Multi-statement transactions are managed by running three commands over a connection: beginTransaction, commitTransaction, and rollbackTransaction. See Transaction Commands for more details.

8.4. Semantics in Sharding

Percona TokuMX sharded clusters cannot provide some of the transactional semantics described above without making a big trade-off in performance. However, Percona TokuMX sharded clusters can still provide some guarantees to the application that are stronger than what basic MongoDB provides. In this section, we’ll describe how each of the above concepts works with sharding.

8.4.1. Atomicity in Sharding

In a sharded cluster, Percona TokuMX provides atomicity on a per-shard basis. multi-document writes that target a single shard are done atomically just as in a replica set. This is always the case for unsharded collections.

A batch of inserts to a sharded collection targets a single shard (and is therefore atomic) if all documents in the batch have the same shard key. Updates with {multi: true} and removes with {justOne: false} target a single shard (and are therefore atomic) if the query parameter contains an equality clause on the shard key.

Example: Consider a sharded collection with the shard key {sk: 1}. The following operations always target a single shard:

db.foo.insert([{x: 1, sk: 42},
              {x: 2, sk: 42},
              {x: 3: sk: 42}])
db.foo.update({sk: 42}, {$set: {isAnswer: true}}, {multi: true})
db.foo.remove({sk: 42, x: {$gt: 10}}, false)

By contrast, the following operations do not necessarily target a single shard, and therefore may not be atomic:

db.foo.insert([{x: 1, sk: 42},
              {x: 2, sk: 43},
              {x: 3: sk: 44}])
db.foo.update({sk: {$gte: 43}}, {$set: {isAnswer: false}}, {multi: true})
db.foo.remove({sk: {$lt: 42}, x: 10}, false)

In addition, tag-aware sharding can be used to make more operations atomic. If you assign a chunk range to a tag which only has one shard, then all operations that affect only that range will also be atomic.

Warning

There is an issue in mongos where chunks can span multiple tag ranges. If this happens, it can mean that some documents may not reside on the shard they should according to tag assignments. This could destroy atomicity of operations on the affected tag ranges. To prevent this problem, you should create splits on your tag boundaries.
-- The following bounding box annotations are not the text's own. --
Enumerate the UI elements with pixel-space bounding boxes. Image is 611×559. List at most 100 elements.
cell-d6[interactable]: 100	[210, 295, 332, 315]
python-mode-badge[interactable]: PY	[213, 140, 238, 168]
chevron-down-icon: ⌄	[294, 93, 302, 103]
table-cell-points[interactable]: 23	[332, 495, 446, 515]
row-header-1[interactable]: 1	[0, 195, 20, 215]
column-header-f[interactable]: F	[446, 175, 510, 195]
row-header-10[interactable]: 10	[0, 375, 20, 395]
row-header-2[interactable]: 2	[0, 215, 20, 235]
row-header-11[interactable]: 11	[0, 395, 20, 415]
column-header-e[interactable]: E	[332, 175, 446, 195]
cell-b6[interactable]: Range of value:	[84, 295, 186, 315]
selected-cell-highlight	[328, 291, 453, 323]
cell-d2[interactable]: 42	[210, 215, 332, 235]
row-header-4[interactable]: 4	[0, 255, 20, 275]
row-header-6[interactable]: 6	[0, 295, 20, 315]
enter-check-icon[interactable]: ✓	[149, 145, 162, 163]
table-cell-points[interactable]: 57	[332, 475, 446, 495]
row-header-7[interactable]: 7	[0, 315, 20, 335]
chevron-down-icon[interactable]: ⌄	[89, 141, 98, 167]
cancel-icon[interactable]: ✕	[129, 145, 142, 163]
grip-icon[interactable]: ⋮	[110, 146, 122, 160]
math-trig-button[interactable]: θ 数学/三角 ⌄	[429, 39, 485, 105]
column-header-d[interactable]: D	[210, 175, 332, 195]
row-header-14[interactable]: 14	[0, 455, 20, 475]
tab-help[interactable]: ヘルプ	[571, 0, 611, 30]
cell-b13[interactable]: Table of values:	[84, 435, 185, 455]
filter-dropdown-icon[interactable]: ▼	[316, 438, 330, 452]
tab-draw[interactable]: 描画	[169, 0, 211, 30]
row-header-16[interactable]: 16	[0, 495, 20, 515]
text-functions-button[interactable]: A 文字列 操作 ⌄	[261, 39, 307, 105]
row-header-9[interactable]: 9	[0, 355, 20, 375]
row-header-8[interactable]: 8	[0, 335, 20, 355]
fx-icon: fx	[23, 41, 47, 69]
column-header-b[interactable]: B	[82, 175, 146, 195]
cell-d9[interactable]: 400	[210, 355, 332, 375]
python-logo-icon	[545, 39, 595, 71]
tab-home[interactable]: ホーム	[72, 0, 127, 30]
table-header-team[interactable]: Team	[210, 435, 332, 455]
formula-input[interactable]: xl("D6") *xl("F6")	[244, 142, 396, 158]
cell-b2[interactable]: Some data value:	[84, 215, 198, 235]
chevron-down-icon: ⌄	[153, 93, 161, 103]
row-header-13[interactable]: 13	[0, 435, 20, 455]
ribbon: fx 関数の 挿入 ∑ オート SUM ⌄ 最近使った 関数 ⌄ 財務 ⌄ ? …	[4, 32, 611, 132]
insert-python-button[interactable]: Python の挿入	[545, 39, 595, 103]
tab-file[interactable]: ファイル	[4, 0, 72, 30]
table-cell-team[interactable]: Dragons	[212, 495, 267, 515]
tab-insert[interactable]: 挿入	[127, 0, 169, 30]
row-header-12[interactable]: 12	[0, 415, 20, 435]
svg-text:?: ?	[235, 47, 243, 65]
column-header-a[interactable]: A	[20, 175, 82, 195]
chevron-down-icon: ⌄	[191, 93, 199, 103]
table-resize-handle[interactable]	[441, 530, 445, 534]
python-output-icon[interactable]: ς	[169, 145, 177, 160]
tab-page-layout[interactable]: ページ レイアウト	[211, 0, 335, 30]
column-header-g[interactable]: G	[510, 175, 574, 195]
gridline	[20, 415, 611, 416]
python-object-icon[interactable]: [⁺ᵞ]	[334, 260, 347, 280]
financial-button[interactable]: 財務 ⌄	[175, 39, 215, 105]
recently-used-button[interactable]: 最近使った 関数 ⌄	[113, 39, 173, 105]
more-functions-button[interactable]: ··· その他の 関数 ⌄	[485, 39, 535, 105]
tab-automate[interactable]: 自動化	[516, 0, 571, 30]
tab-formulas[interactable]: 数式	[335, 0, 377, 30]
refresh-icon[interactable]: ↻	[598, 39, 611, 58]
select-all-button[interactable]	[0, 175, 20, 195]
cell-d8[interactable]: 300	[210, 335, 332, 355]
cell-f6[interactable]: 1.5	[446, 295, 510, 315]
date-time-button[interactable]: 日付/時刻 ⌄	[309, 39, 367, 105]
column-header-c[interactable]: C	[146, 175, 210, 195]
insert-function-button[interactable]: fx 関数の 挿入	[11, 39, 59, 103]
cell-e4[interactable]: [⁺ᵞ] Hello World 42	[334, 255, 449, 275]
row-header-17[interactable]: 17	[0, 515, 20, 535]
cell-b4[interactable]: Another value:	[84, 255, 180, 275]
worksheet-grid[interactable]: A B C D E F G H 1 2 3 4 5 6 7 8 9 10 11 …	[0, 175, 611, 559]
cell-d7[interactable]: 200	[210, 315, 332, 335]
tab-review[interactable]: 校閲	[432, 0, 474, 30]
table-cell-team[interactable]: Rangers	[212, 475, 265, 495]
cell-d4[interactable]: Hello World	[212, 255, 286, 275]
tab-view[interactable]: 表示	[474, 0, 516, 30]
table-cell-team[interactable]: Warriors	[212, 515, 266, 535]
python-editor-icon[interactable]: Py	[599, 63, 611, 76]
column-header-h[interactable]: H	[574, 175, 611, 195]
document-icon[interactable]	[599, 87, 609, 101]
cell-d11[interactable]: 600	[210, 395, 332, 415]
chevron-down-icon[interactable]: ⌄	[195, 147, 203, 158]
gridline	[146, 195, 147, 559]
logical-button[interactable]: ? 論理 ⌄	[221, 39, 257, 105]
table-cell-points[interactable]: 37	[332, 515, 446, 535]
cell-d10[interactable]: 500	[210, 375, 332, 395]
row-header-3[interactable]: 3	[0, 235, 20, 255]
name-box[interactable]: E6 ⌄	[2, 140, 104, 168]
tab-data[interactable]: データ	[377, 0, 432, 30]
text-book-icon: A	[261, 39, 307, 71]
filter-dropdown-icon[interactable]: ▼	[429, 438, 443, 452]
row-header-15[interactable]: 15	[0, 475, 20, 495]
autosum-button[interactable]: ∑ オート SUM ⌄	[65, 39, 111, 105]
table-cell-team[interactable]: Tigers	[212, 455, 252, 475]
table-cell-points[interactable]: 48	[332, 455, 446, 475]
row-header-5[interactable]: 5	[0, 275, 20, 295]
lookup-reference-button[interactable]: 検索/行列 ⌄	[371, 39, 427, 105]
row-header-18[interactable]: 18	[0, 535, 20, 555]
8.4.2. Query Behavior in Sharding

Like writes, reads in Percona TokuMX sharded clusters have their normal transactional semantics on a single-shard basis. A query that only targets a single shard (see “Query Isolation”) gets the benefit of all of the Snapshot Isolation benefits of a single server or replica set.

Example: Consider a sharded collection with the shard key {sk: 1}. The following operations always target a single shard:

db.foo.find({sk: 42})
db.foo.find({sk: 42, a: {$gt: 100, $lte: 200}})
db.foo.aggregate([{$match: {sk: 42}},
      {$group: {_id: null, count: {$sum: 1}}}])

By contrast, the following operations do not necessarily target a single shard, and therefore may not be totally consistent snapshots:

db.foo.find({sk: {$gt: 42}})
db.foo.find({a: {$gt: 100, $lte: 200}})
db.foo.aggregate([{$match: {"author.last": "Leiserson"}},
      {$group: {_id: null, count: {$sum: 1}}}])

Queries that span multiple shards use one MVCC snapshot on each shard, but in the presence of writes that span multiple shards, the reads and writes may be done in an order that is not linearizable.

Note

If all writes in your application happen to target a single shard, then queries that span multiple shards can exhibit some linearizability. Multiple such queries may not linearize in a coherent way, but each query individually, taken along with the universe of writes done to the cluster, will be linearizable, though this property is of limited value and is hard to reason about.